In death as it was in life, Richard Nixon’s is a divided soul at once resigned to leaving and yet certain to stay with us. The spirit that is departing is the same spirit that remains to infuse the America it did more to alter than any public man’s since Franklin D. Roosevelt.
Even his liberal detractors accord him an enormous place in history, although they confine that concession to the gesture that opened People’s China to the West. The liberals have once again missed the point. Nearly a generation has gone by with few signs of Nixon’s China policy making a discernible difference in the world. If we define a superpower as a state free to act rather than morosely to react, the genuine claimants to that status would appear in retrospect to have been Israel in the Sixties, North Vietnam in the Seventies, and, with intermittent flurries from Cuba, Serbia now.
But then no politician can look to change any country except his own. And that Nixon profoundly did.
Television commenced to press its now unbounded command over our politics in the 1952 presidential campaign. Variety kept an eye on this experimental stage of revolution and found just two samples of the technique that deserves professional attention. They were both Nixon broadcasts, one immortalizing his cocker spaniel, the other excavating the Alger Hiss case.
He had divined almost at a glance the tricks that work in moving pictures; and for his first try he had evoked the soul-baring pretexts of the afternoon serials and for his second the bleakness of film noir. Variety had introduced his showman colleagues to the intuitively gifted producer-director who had on short order woven the warp of fact with the woof of falsehood that fabricates the campaign documentary.
He would never thereafter be better than awkward as a performer and never worse than consummate as manager of the stage. At some point in the mid-Sixties, his creative eye for what would play lit upon and was lighted up by discontents ever more manifest in the white lower-middle class that had rescued Harry Truman, raised up John F. Kennedy, and flooded to Lyndon Johnson.

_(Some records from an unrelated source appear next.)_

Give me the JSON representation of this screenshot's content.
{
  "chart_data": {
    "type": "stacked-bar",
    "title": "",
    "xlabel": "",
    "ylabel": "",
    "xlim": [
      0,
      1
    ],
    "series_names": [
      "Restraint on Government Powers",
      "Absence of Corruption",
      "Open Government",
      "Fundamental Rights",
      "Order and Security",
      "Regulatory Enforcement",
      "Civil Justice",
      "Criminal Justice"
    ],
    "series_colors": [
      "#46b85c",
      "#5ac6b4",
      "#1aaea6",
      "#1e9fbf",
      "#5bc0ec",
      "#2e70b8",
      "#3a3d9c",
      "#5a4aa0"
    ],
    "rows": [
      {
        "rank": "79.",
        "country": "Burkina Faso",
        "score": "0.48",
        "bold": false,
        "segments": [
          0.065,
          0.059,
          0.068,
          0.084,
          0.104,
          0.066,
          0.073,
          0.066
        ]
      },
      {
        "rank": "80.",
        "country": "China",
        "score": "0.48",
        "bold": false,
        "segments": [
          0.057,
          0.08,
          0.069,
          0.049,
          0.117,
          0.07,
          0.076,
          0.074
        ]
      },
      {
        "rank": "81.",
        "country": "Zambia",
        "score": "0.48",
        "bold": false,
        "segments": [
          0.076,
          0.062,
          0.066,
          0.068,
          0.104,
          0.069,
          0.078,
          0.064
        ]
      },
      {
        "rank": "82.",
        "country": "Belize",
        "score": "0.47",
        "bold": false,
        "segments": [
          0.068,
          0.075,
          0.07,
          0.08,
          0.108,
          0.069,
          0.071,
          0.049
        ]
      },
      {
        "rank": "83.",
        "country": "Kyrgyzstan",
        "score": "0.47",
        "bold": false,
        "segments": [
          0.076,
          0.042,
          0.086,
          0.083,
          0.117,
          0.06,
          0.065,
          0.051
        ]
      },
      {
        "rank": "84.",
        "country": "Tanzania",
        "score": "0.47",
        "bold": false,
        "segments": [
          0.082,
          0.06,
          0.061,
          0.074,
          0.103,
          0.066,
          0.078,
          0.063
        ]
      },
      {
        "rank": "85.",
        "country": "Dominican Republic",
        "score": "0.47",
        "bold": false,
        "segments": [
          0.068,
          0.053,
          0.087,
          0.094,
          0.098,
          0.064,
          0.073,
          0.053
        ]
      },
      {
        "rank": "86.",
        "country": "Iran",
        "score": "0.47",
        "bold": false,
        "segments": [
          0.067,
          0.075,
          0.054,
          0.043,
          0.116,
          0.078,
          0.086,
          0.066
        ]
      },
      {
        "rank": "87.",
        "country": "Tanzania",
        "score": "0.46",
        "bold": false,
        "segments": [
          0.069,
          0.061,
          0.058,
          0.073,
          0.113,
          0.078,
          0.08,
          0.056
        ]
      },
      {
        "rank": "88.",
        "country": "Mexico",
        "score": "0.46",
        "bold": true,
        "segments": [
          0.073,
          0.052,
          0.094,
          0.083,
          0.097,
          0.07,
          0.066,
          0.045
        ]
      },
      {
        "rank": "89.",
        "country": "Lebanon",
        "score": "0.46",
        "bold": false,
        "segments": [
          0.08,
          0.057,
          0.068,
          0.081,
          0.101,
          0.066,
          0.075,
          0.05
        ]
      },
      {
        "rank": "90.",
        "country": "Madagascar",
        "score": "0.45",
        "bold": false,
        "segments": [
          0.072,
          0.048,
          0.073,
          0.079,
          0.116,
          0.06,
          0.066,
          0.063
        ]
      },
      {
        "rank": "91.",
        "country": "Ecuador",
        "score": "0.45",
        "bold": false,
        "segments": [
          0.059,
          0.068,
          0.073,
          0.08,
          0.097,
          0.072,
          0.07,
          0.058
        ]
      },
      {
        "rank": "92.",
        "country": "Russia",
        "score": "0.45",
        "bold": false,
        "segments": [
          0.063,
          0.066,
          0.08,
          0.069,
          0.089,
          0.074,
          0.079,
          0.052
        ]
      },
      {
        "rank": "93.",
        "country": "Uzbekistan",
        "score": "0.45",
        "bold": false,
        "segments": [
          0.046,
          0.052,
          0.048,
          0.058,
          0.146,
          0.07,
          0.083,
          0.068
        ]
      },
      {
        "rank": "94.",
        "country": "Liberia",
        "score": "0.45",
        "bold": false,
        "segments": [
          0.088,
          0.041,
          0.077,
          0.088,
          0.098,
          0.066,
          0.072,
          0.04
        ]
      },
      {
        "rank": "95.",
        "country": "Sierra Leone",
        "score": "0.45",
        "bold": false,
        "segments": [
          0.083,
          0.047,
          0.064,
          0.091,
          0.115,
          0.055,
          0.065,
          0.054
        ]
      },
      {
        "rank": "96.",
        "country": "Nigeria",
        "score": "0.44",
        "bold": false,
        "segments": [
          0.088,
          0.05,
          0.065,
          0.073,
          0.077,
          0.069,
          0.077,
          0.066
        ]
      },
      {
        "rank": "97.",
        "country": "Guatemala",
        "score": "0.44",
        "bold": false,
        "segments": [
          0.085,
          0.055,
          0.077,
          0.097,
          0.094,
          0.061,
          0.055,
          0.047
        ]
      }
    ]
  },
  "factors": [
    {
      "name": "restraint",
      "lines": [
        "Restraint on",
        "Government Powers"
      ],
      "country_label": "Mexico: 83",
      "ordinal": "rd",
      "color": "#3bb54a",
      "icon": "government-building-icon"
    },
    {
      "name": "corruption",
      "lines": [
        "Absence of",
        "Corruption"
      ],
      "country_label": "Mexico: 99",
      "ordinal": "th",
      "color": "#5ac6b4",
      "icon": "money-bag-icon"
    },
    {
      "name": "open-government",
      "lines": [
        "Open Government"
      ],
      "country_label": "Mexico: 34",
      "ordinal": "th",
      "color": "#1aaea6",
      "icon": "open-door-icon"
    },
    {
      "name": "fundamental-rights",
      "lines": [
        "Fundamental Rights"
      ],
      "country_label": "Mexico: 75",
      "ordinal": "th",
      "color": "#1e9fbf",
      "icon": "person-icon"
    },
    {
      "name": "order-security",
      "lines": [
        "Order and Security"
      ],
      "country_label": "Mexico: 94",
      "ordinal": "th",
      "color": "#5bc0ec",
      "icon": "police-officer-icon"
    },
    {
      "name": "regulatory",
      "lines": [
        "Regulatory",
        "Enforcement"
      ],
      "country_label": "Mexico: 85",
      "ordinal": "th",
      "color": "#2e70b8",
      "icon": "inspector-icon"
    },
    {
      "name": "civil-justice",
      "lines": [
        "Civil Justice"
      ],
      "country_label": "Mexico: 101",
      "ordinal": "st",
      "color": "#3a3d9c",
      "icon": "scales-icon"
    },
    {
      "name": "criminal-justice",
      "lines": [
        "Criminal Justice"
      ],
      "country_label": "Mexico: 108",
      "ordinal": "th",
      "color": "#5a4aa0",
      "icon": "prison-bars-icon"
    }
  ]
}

One of the several unanswerable questions about Nixon is why, on his way through honors and emoluments, he persisted in thinking himself cheated by life. A similar if more rationally founded sense of cheat was creeping over great numbers of those ordinary Americans who had been the Democratic Party’s bedrock; and Nixon caught their eroding tide. The inexplicable resentments that would otherwise be his lifelong curse were in this instance his blessings. Only protracted self-laceration with imaginary grievances could have produced the prophet who led thousands of reality-aggrieved Democrats from the wilderness of disillusionment with their hereditary party.
The abandonment of one illusion is generally followed by the embrace of another; but, if the apostate Democrats found few reasons to depend on Nixon, he could count upon them ever after. He had but to cast a chilling eye on future progress in civil rights, and he had made fast a Southern white Republican fortress which the Democrats have seldom taken back and have never held. His genius laid them low; and they could only seek to rise again by imitating him.

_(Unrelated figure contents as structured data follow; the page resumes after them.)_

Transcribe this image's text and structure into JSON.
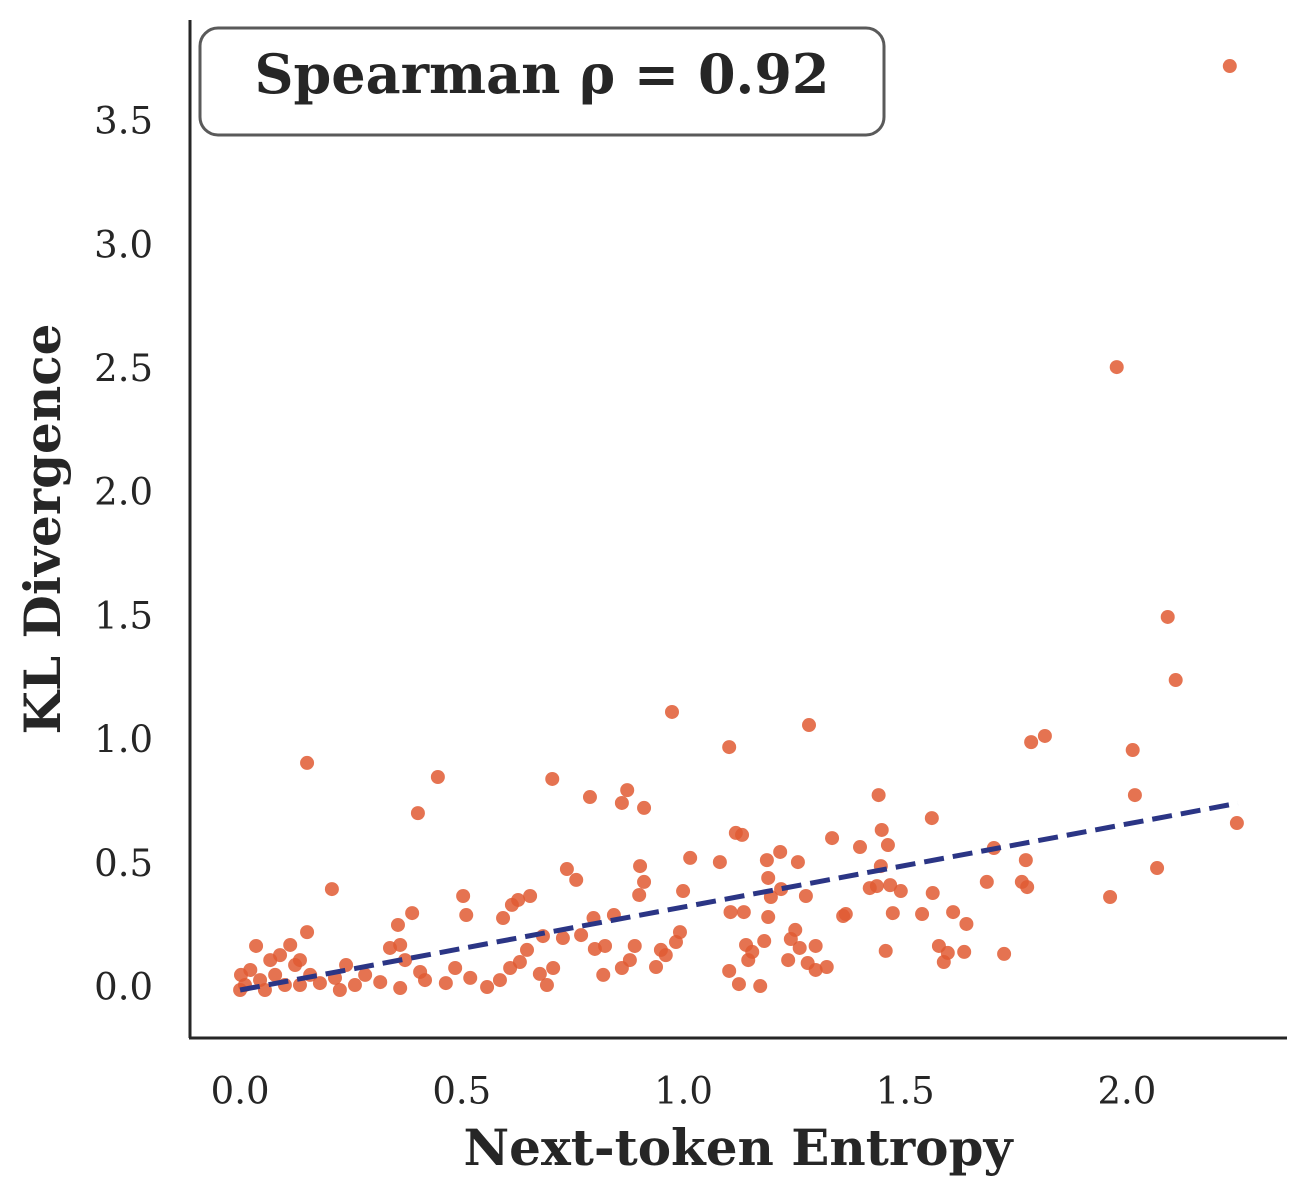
{
  "chart_data": {
    "type": "scatter",
    "x_label": "Next-token Entropy",
    "y_label": "KL Divergence",
    "annotation": "Spearman ρ = 0.92",
    "color": "#e05a33",
    "xlim": [
      -0.113,
      2.361
    ],
    "ylim": [
      -0.194,
      3.921
    ],
    "xticks": [
      {
        "value": 0,
        "label": "0.0"
      },
      0.5,
      {
        "value": 1,
        "label": "1.0"
      },
      1.5,
      {
        "value": 2,
        "label": "2.0"
      }
    ],
    "yticks": [
      {
        "value": 0,
        "label": "0.0"
      },
      0.5,
      {
        "value": 1,
        "label": "1.0"
      },
      1.5,
      {
        "value": 2,
        "label": "2.0"
      },
      2.5,
      {
        "value": 3,
        "label": "3.0"
      },
      3.5
    ],
    "x": [
      2.232,
      1.977,
      2.092,
      2.11,
      2.248,
      2.013,
      2.018,
      2.068,
      1.962,
      1.784,
      1.815,
      1.772,
      1.775,
      1.763,
      1.7,
      1.684,
      1.723,
      1.56,
      1.44,
      1.447,
      1.461,
      1.398,
      1.445,
      1.436,
      1.466,
      1.49,
      1.472,
      1.456,
      1.42,
      1.366,
      1.335,
      1.283,
      1.258,
      1.218,
      1.188,
      1.191,
      1.22,
      1.276,
      1.197,
      1.191,
      1.182,
      1.132,
      1.118,
      1.103,
      1.082,
      1.136,
      1.106,
      1.141,
      1.155,
      1.146,
      1.103,
      1.125,
      1.173,
      1.242,
      1.252,
      1.236,
      1.262,
      1.28,
      1.298,
      1.298,
      1.323,
      1.36,
      1.538,
      1.562,
      1.576,
      1.587,
      1.596,
      1.608,
      1.633,
      1.638,
      0.974,
      1.015,
      0.999,
      0.992,
      0.983,
      0.96,
      0.949,
      0.938,
      0.911,
      0.873,
      0.861,
      0.902,
      0.911,
      0.9,
      0.89,
      0.879,
      0.861,
      0.843,
      0.823,
      0.819,
      0.797,
      0.789,
      0.8,
      0.769,
      0.758,
      0.737,
      0.728,
      0.704,
      0.706,
      0.683,
      0.692,
      0.676,
      0.654,
      0.627,
      0.613,
      0.593,
      0.647,
      0.631,
      0.609,
      0.586,
      0.557,
      0.519,
      0.503,
      0.51,
      0.485,
      0.464,
      0.446,
      0.401,
      0.388,
      0.356,
      0.361,
      0.338,
      0.372,
      0.406,
      0.417,
      0.316,
      0.361,
      0.207,
      0.151,
      0.151,
      0.239,
      0.135,
      0.113,
      0.124,
      0.09,
      0.036,
      0.068,
      0.023,
      0.011,
      0.045,
      0.079,
      0.101,
      0.158,
      0.18,
      0.214,
      0.259,
      0.282,
      0.0,
      0.002,
      0.056,
      0.135,
      0.225
    ],
    "values": [
      3.735,
      2.518,
      1.508,
      1.253,
      0.675,
      0.97,
      0.788,
      0.493,
      0.376,
      1.002,
      1.027,
      0.525,
      0.416,
      0.437,
      0.574,
      0.437,
      0.146,
      0.695,
      0.788,
      0.647,
      0.586,
      0.578,
      0.501,
      0.42,
      0.424,
      0.4,
      0.311,
      0.158,
      0.412,
      0.307,
      0.614,
      1.071,
      0.517,
      0.558,
      0.525,
      0.453,
      0.408,
      0.38,
      0.376,
      0.295,
      0.198,
      0.627,
      0.635,
      0.982,
      0.517,
      0.315,
      0.315,
      0.182,
      0.154,
      0.121,
      0.077,
      0.024,
      0.016,
      0.206,
      0.243,
      0.121,
      0.17,
      0.109,
      0.178,
      0.081,
      0.093,
      0.299,
      0.307,
      0.392,
      0.178,
      0.113,
      0.15,
      0.315,
      0.154,
      0.267,
      1.124,
      0.534,
      0.4,
      0.234,
      0.194,
      0.141,
      0.162,
      0.093,
      0.736,
      0.808,
      0.756,
      0.501,
      0.437,
      0.384,
      0.178,
      0.121,
      0.089,
      0.303,
      0.178,
      0.061,
      0.291,
      0.78,
      0.166,
      0.222,
      0.445,
      0.489,
      0.21,
      0.853,
      0.089,
      0.218,
      0.02,
      0.065,
      0.38,
      0.364,
      0.344,
      0.291,
      0.162,
      0.113,
      0.089,
      0.04,
      0.012,
      0.049,
      0.38,
      0.303,
      0.089,
      0.028,
      0.861,
      0.715,
      0.311,
      0.263,
      0.182,
      0.17,
      0.121,
      0.073,
      0.04,
      0.032,
      0.008,
      0.408,
      0.918,
      0.234,
      0.101,
      0.121,
      0.182,
      0.101,
      0.141,
      0.178,
      0.121,
      0.081,
      0.02,
      0.04,
      0.061,
      0.02,
      0.061,
      0.028,
      0.049,
      0.02,
      0.061,
      0.0,
      0.061,
      0.0,
      0.02,
      0.0
    ],
    "trend_line": {
      "color": "#2b3585",
      "x": [
        0,
        2.25
      ],
      "values": [
        0,
        0.755
      ]
    }
  }
}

Curiously enough, once he had achieved a proper fit for white Southern prejudices, Nixon felt safe in governing to degrees so near enlightenment that he was our last president who helped to pass laws suggestive of an authentic social concern. We are in Nixonry’s debt for food stamps and for the Environmental Protection Agency, to elude whose rigors his successors have since been put to torments of slipping and dodging.

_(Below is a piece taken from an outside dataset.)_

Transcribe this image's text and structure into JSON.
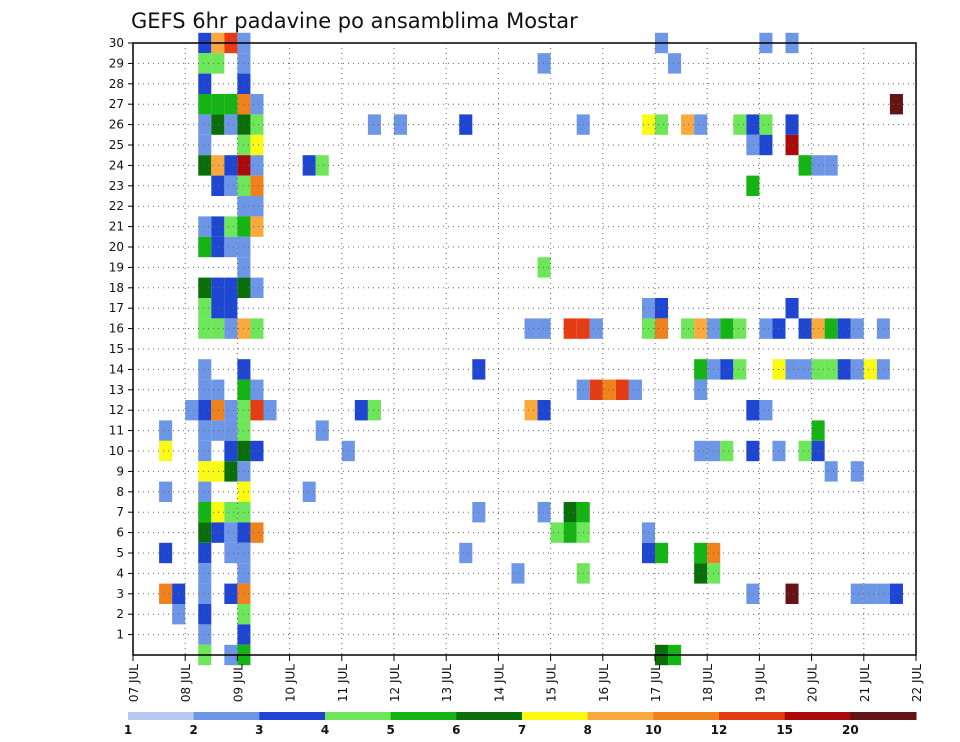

He fell but his writ runs still. When he came of age, there were two parties; and now there is only one and it is him. He created the politics where all that is not the milk and muscle of Nixonry is merely wind. My lifetime has known four revolutions, Roosevelt’s, which is forgotten, Martin Luther King’s, which is lost, Reagan’s, which has evanesced, and Richard Nixon’s, which, if not finally, is enduringly triumphant.